6.5 milliards c’est impossible. Le tunnel LHL va couter au minimum 2.1 milliards pour être rénové et il est 5.5 fois plus court…
C’est clairement impossible! Mais c’est le minimum envisagé par Québec. Plus ce coût monte, plus le point est valide (et la situation aberrante).
Imaginer le double $$ du pont SDC, pour un peu plus du tiers d’usagers (et sans mode de transport collectif lourd dessus)
Y’a pas un comptable qui va dire “oui oui ça fait amplement de sens”
Les comptables du gouvernement fédéral vont dire la même chose et refuseront de contribuer financièrement condamnant le 3è lien aux oubliettes.
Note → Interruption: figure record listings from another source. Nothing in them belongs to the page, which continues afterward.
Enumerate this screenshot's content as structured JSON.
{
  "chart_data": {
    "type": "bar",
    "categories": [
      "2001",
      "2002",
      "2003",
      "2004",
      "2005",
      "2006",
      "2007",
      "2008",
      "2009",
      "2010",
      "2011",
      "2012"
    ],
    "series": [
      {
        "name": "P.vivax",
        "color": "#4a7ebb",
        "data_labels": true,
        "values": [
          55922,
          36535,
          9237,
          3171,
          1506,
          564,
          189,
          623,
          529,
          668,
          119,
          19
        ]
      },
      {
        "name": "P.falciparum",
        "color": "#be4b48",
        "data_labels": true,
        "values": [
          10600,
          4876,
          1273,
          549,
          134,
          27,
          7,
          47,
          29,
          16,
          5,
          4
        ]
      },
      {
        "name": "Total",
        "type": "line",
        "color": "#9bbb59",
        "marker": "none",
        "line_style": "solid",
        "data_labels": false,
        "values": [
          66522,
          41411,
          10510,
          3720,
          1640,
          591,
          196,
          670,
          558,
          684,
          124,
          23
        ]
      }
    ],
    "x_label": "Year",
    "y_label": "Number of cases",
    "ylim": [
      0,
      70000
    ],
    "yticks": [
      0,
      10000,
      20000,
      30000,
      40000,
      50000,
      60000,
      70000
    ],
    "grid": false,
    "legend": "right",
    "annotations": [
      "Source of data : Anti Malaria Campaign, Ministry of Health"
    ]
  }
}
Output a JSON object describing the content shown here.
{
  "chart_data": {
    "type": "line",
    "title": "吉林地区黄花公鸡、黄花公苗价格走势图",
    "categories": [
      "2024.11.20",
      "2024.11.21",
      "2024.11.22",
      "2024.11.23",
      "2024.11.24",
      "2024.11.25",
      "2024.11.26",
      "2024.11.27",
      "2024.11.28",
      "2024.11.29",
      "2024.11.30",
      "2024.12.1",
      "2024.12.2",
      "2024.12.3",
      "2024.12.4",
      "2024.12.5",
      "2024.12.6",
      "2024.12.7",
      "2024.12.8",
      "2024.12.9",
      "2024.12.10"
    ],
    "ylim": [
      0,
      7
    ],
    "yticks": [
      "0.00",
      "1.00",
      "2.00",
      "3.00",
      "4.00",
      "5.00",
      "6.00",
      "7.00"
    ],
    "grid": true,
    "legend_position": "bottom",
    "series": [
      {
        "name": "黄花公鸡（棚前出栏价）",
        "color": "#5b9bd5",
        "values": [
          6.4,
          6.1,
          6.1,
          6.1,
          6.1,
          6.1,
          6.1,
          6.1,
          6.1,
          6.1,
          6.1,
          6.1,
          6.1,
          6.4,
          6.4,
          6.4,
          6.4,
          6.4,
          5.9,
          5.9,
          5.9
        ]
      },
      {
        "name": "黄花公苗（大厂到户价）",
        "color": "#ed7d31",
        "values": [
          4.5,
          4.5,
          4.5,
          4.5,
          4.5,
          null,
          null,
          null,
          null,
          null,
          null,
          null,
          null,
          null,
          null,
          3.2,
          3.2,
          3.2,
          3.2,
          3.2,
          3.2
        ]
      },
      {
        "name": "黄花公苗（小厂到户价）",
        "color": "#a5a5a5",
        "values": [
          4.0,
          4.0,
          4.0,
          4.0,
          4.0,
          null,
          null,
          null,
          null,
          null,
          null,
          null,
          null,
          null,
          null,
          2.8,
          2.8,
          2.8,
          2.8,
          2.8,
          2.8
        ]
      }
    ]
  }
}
Tandis que les contribuables québécois rejetteront la facture déjà bien trop élevée et qui ne pourra qu’augmenter. Ce qui est tout simplement injustifiable en matière de coût/bénéfices.
La CAQ sait très bien que ce projet ne tient pas la route, mais le pousse quand même par pure électoralisme, afin de s’assurer à court terme du vote des automobilistes, qui sont majoritaires dans la région. Legault rejettera ensuite par arrogance le blâme sur Ottawa, le futur fossoyeur du 3è lien tout trouvé, par pure opportunisme.
Alors je dis: vivement de l’opposition au parlement au scrutin d’octobre pour éviter le discours unique à Québec et l’aberration dans laquelle la CAQ veut nous entrainer.
Au moins, ça explique pourquoi la négociation du bail de location ne se tient pas en parallèle du rachat du pont.
Si Québec advenait à refuser de renouveler son bail dans dix ans. Je pense que Ottawa serait parfaitement justifié d’y répondre: « play stupid games; win stupid prizes. » personnellement, je suis du même avis que l’auteur les termes proposés par Ottawa me semblent parfaitement raisonnables.
Le pont Samuel de Champlain, qui est deux fois plus court, aura coûté 4,25G$. À voir l’expertise québécoise embryonnaire en creusage de tunnels, j’ai peine à croire qu’on puisse réellement respecter ce budget.
Historiquement parlant, tous les estimés des projets importants ont toujours été sous-évalués pour des raisons politiques, afin de faire avaler les dits projets par la population. Ici on a même pas d’analyse ni d’expertise du sol et du roc sous le lit du fleuve. Alors sans tableau précis de la nature du terrain tout le long du trajet, impossible d’avoir une évaluation même sommaire des coûts et des risques d’un tel gigantesque ouvrage.
Non pas que ce soit impossible mais plutôt prohibitif en matière d’investissement compte tenu de la longueur des tunnels et des infrastructures connexes. Le Québec croule déjà sous les dépenses faramineuses causées par le manque d’entretien sérieux de nos routes, autoroutes et infrastructures en tout genre, dont la mise à niveau est largement plus prioritaire et bien davantage urgente que le rêve pharaonique caquiste.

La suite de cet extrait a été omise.